Dans la foulée, I-Radio avec Alassane Samba Diop a organisé lors de sa matinale du 24 jui, un débat sur le thème sous le titre « L’économie sénégalais face à la récession : quelles solutions ? ». Alassane Samba Diop avait pour invités l’économiste Mounirou Ndiaye et l’ex-directeur de cabinet du  président Abdoulaye Wade et non moins opérateur économique Mamour Cissé.

Mounirou Ndiaye a d'emblée relevé « les relations d’interdépendance entre l’économie et la santé ». « Quelqu’un qui n’est pas en bonne santé, ne peut pas avoir un rendement adéquat au travail», déclare l'enseignant.

Rappelant qu’en 2019, le taux de croissance tournait autour e 6,3 à 6,5 %, l’économiste a précisé que « l’on parle de  récession quand le taux de croissance est en dessous de la barre de 0% ». « Globalement, pour l’Afrique, le Fonds monétaire international projette un taux de croissance autour de 1,1% », mentionne M. Ndiaye; ajoutant : «  Il faut renforcer cette capacité d’adaptation des jeunes sénégalais en période de crise, soutenir les Pme pour qu’elles créent de la richesse. Il faut des ressources stables pour créer de la richesse. C’est important que le secteur privé national bénéficie davantage des Grands travaux de l’Etat. Un taux de croissance de 1 % pour nous est insuffisant. Or, il nous faut des taux aux environs de 6% (de manière soutenue)  pour sortir de la pauvreté ».

Ainsi, croit-il savoir : « S’il n’y a pas reprise normale de l’activité durant le quatrième trimestre, on peut s’attendre à une récession.  A l’heure actuelle, on ne peut pas encore parler de récession ».

Appréhendant les contrecoups néfastes d’un tel scénario, Mamour Cissé a mis l’accent sur les 90% de la population qui sont dans l’informel et qui pourraient subir cette récession, faute d'un schéma formel de reconversion. Il en veut pour exemple :  « En cette période de l’année, avec la proximité de la Tabaski, l’argent qui s’échangeait autour de Sandaga,  s’établissait à 5 milliards, aujourd’hui c’est moins de 2 milliards ».

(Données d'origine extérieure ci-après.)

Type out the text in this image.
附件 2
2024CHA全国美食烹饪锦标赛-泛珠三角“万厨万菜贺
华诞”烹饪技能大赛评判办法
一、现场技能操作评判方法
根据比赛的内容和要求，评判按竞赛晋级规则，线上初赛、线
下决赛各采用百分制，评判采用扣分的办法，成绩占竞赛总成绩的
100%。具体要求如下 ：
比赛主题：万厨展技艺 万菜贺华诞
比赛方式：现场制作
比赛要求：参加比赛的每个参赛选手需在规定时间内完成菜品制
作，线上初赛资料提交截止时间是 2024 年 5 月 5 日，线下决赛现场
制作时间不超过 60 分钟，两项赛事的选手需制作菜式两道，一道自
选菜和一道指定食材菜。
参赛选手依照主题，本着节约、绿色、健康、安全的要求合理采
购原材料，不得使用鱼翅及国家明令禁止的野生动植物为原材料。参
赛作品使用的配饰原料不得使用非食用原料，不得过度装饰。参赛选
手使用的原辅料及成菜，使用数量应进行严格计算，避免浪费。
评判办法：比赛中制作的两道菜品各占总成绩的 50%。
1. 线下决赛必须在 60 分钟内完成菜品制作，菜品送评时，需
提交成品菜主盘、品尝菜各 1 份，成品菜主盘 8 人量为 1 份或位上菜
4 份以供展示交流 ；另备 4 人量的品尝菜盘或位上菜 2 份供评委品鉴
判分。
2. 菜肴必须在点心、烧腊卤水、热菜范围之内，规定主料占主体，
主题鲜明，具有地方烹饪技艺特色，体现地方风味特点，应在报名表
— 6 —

Mamour exhorte le gouvernement à changer de cap en mettant l’accent sur l’agriculture qui doit porter la croissance et aider à régler le problème de l'autosuffisance alimentaire. « Il nous faut des industries de substitution par rapport à l’importation. Notre vallée (du fleuve Sénégal) peut nourrir toute l’Afrique de l’Ouest, pour autant qu’il y ait la volonté politique. Il faut encadrer les paysans pour pouvoir capitaliser sur les subventions de l’Etat au secteur. Ceux qui bénéficient  des engrais sont bien localisés et identifiables. Il faut que l’Etat interdise l’importation de riz pour inciter à la consommation du riz de la vallée. D’ici 3 ans, il nous faut atteindre une production de 1500 000 tonnes de riz. Ce qui a soutenu la création du Fonds de promotion économique (Fpe), c’est cette ambition de fixer de façon durale les populations à l’intérieur du pays », renchérit Mamour Cissé.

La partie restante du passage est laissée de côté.